Singing, joyful and gregarious, the Spanish women provide an alternative milieu to the conservative one Jean-Louis dwells in and often detests (he is still the boss). Jean-Louis also begins to understand the daily struggles of the working women -- cramped quarters, clogged toilets, domestic abuse, etc., -- and does something about it. Unfortunately, Jean-Louis' benefactor behavior does not stem from any new sense of humanism or noblesse oblige, but rather for his increasing fondness for Maria.  Jean-Louis hardly recognized the existence of the other Spanish maids who actually live in his building before Maria came along.

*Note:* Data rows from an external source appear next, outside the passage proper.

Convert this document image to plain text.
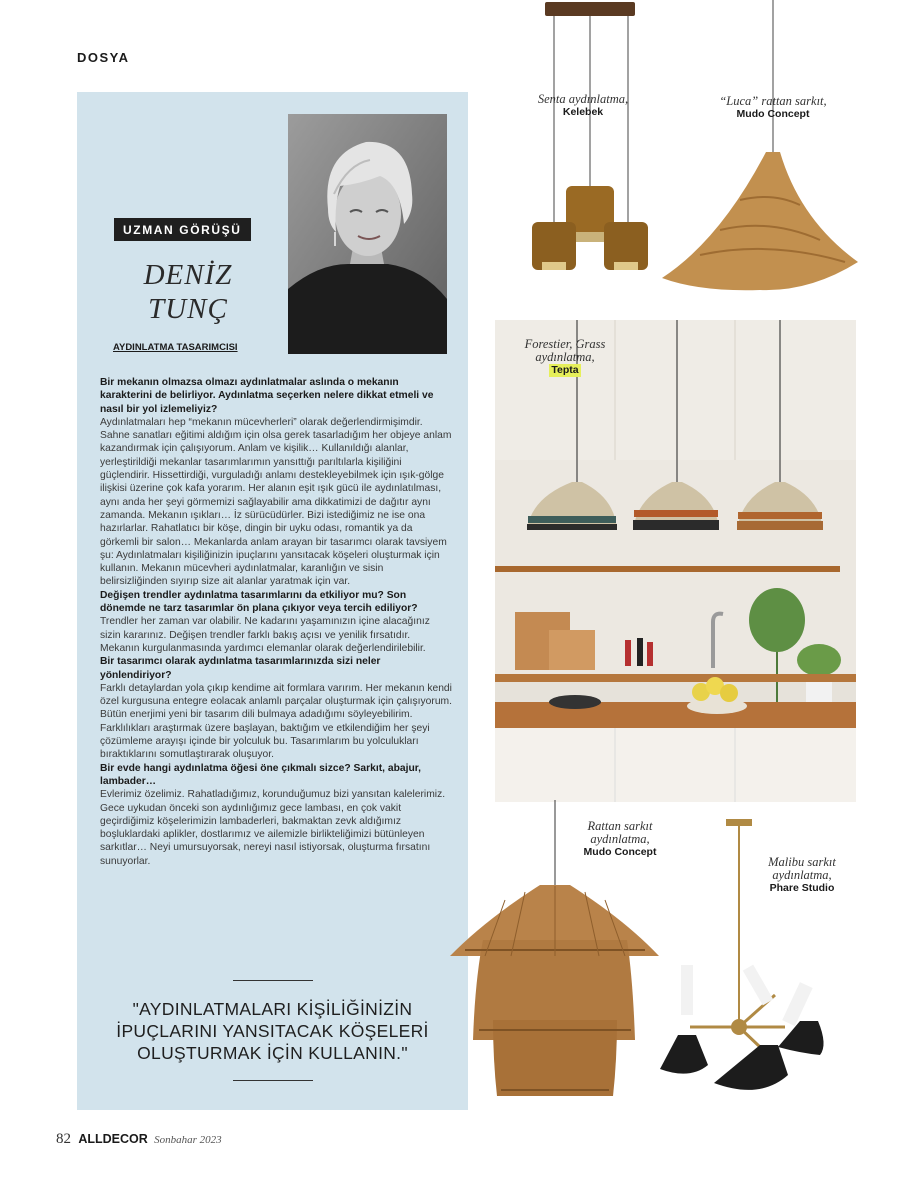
DOSYA
UZMAN GÖRÜŞÜ
DENİZ
TUNÇ
AYDINLATMA TASARIMCISI

Bir mekanın olmazsa olmazı aydınlatmalar aslında o mekanın karakterini de belirliyor. Aydınlatma seçerken nelere dikkat etmeli ve nasıl bir yol izlemeliyiz?

Aydınlatmaları hep “mekanın mücevherleri” olarak değerlendirmişimdir. Sahne sanatları eğitimi aldığım için olsa gerek tasarladığım her objeye anlam kazandırmak için çalışıyorum. Anlam ve kişilik… Kullanıldığı alanlar, yerleştirildiği mekanlar tasarımlarımın yansıttığı parıltılarla kişiliğini güçlendirir. Hissettirdiği, vurguladığı anlamı destekleyebilmek için ışık-gölge ilişkisi üzerine çok kafa yorarım. Her alanın eşit ışık gücü ile aydınlatılması, aynı anda her şeyi görmemizi sağlayabilir ama dikkatimizi de dağıtır aynı zamanda. Mekanın ışıkları… İz sürücüdürler. Bizi istediğimiz ne ise ona hazırlarlar. Rahatlatıcı bir köşe, dingin bir uyku odası, romantik ya da görkemli bir salon… Mekanlarda anlam arayan bir tasarımcı olarak tavsiyem şu: Aydınlatmaları kişiliğinizin ipuçlarını yansıtacak köşeleri oluşturmak için kullanın. Mekanın mücevheri aydınlatmalar, karanlığın ve sisin belirsizliğinden sıyırıp size ait alanlar yaratmak için var.

Değişen trendler aydınlatma tasarımlarını da etkiliyor mu? Son dönemde ne tarz tasarımlar ön plana çıkıyor veya tercih ediliyor?

Trendler her zaman var olabilir. Ne kadarını yaşamınızın içine alacağınız sizin kararınız. Değişen trendler farklı bakış açısı ve yenilik fırsatıdır. Mekanın kurgulanmasında yardımcı elemanlar olarak değerlendirilebilir.

Bir tasarımcı olarak aydınlatma tasarımlarınızda sizi neler yönlendiriyor?

Farklı detaylardan yola çıkıp kendime ait formlara varırım. Her mekanın kendi özel kurgusuna entegre eolacak anlamlı parçalar oluşturmak için çalışıyorum. Bütün enerjimi yeni bir tasarım dili bulmaya adadığımı söyleyebilirim. Farklılıkları araştırmak üzere başlayan, baktığım ve etkilendiğim her şeyi çözümleme arayışı içinde bir yolculuk bu. Tasarımlarım bu yolculukları bıraktıklarını somutlaştırarak oluşuyor.

Bir evde hangi aydınlatma öğesi öne çıkmalı sizce? Sarkıt, abajur, lambader…

Evlerimiz özelimiz. Rahatladığımız, korunduğumuz bizi yansıtan kalelerimiz. Gece uykudan önceki son aydınlığımız gece lambası, en çok vakit geçirdiğimiz köşelerimizin lambaderleri, bakmaktan zevk aldığımız boşluklardaki aplikler, dostlarımız ve ailemizle birlikteliğimizi bütünleyen sarkıtlar… Neyi umursuyorsak, nereyi nasıl istiyorsak, oluşturma fırsatını sunuyorlar.

"AYDINLATMALARI KİŞİLİĞİNİZİN İPUÇLARINI YANSITACAK KÖŞELERİ OLUŞTURMAK İÇİN KULLANIN."
Senta aydınlatma,
Kelebek
“Luca” rattan sarkıt,
Mudo Concept
Forestier, Grass
aydınlatma,
Tepta
Rattan sarkıt
aydınlatma,
Mudo Concept
Malibu sarkıt
aydınlatma,
Phare Studio
82 ALLDECOR Sonbahar 2023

But we all have our cages, and Maria is imprisoned in her own ways, beyond just her low income. Years ago, she gave her son up for adoption, leaving him behind in Spain. 

Doing that type of farce the French often do oh so well, Service Entrance maintains a steady beat of humor throughout the film, spicing it up with a little class consciousness and a dose of romance. It is not the best thing to come along in recent French cinema, but the French and Spanish language film's attention to detail and nuance makes for a good time at the cinema and goes further in ColCoa's commitment to cultural awareness between the two countries.